Il y a un grand nombre de cas où l'ordre de présentation a confirmé jusqu'à quel point certaines oeuvres étaient proches l'une de l'autre par le ton et la couleur, de même que par la technique et le traitement adoptés, et pas seulement dans le cas d'un véritable couple de peintures tel que les nos 77 et 78. Les couples les plus remarquables étaient les nos 1 et 2; 26 et 27; 29 et 30; 33 et 34; 36 et 37; 41 [25A] et 43; 70 et 71; 74 et 75 (partie originale); 85 et 87; 106 et l07; 111 et 112; 168 et 169; 235 et 236; 247 et 248. Les copies en couleur d'après Rubens et Véronèse [nos 2523 et 253] sont peut-être les plus éloquents et les plus beaux de tous ces rapprochements. À la lumière des circonstances, ces deux dessins peuvent dater de 1654, c'est-à-dire de l'année du passage de la reine Christine à Anvers, plutôt que de dix ans auparavant; mais cela soulève encore un problème. Lors de l'exposition, ces deux oeuvres étaient confortablement installées l'une au-dessus de l'autre entre deux dessins fort bien finis, du même style, quoique en grisaille, APOLLON ET PAN [no 208] du British Museum et L'ÉDUCATION DE JUPITER [no 209] de l'Ermitage, qui semblent avoir été faits vers 1645; on sait que c'est durant cette année-là que Jordaens était entré en contact pour la première fois avec la reine, par l'intermédiaire de Harald Appelbom.

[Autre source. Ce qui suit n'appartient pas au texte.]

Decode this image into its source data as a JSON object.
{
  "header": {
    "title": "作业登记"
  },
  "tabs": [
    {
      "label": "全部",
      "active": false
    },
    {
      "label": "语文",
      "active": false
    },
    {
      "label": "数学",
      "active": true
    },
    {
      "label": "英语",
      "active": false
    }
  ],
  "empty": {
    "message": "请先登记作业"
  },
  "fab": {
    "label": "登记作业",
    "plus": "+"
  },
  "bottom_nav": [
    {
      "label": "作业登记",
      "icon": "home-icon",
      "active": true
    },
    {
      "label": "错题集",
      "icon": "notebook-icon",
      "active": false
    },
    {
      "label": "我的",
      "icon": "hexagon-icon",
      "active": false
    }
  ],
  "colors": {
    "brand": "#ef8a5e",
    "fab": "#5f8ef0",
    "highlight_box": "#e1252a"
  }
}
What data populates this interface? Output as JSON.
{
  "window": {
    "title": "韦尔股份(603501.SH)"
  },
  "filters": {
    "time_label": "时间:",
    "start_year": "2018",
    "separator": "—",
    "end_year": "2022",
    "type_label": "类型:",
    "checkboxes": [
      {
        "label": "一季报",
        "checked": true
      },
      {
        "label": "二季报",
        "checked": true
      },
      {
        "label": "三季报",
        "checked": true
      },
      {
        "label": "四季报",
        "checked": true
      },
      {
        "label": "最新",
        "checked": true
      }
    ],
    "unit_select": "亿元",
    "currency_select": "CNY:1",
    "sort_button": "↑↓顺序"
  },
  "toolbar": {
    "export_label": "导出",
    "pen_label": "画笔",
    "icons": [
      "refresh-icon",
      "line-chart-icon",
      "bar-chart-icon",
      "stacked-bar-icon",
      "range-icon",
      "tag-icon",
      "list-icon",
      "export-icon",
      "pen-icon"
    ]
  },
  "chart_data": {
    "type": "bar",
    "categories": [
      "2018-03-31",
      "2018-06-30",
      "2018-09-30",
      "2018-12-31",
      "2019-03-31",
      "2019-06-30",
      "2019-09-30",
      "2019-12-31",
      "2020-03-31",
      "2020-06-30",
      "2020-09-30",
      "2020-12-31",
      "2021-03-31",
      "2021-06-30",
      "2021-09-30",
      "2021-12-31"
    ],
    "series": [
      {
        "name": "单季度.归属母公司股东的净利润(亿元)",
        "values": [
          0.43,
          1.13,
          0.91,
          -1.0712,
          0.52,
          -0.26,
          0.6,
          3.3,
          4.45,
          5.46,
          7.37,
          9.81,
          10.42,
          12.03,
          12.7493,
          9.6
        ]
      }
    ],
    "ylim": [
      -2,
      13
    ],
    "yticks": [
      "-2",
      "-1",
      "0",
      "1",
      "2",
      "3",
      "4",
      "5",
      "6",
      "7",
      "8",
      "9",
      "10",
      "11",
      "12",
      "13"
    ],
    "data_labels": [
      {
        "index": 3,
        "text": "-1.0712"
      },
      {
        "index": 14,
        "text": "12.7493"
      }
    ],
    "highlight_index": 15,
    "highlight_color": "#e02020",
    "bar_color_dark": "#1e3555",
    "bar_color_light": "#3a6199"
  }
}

Jordaens et le calvinisme 

Depuis la fin de l'exposition, l'article du professeur d'Hulst a paru (voir note 2). Il comporte une étude intéressante de la participation de Jordaens et d' Adam van Noort, qui était à la fois son maître et son beau-père, à l'Église réformée. D'Hulst situe la version de Leningrad de PAUL ET BARNABÉ À LYSTRES (A. A., XIV, 8-19) vers 1615, date peut-être plus juste que le « vers 1617 » proposé dans le catalogue d'Ottawa (voir le no 75); cela constituerait une preuve du calvinisme de Jordaens. Quoique d'Hulst utilise cette oeuvre et le « LAISSEZ VENIR À MOI LES PETITS ENFANTS » (MATHIEU XXIX, 13-15; MARC X, 13-16; LUC XVIII, 15-17) de Saint Louis dans son argumentation lorsqu'il veut prouver que Jordaens était attiré par le calvinisme dès sa jeunesse, il existe des interprétations indubitablement catholiques des mêmes sujets dans la même période, par exemple LE CHRIST BÉNISSANT LES ENFANTS de Van Dyck (4), dans la collection de la Galerie nationale du Canada (no 4293). À défaut de preuves plus concluantes que celles que nous fournit d'Hulst, il semble plus sage de ne pas considérer ces deux peintures de l'artiste au début de la vingtaine comme des déclarations évidentes d'une foi calviniste. J'ai traité plus avant de cette question dans le Bulletin of the J. B. Speed Art Museum (Louisville, Kentucky), XXVII, no 2, mai 1970.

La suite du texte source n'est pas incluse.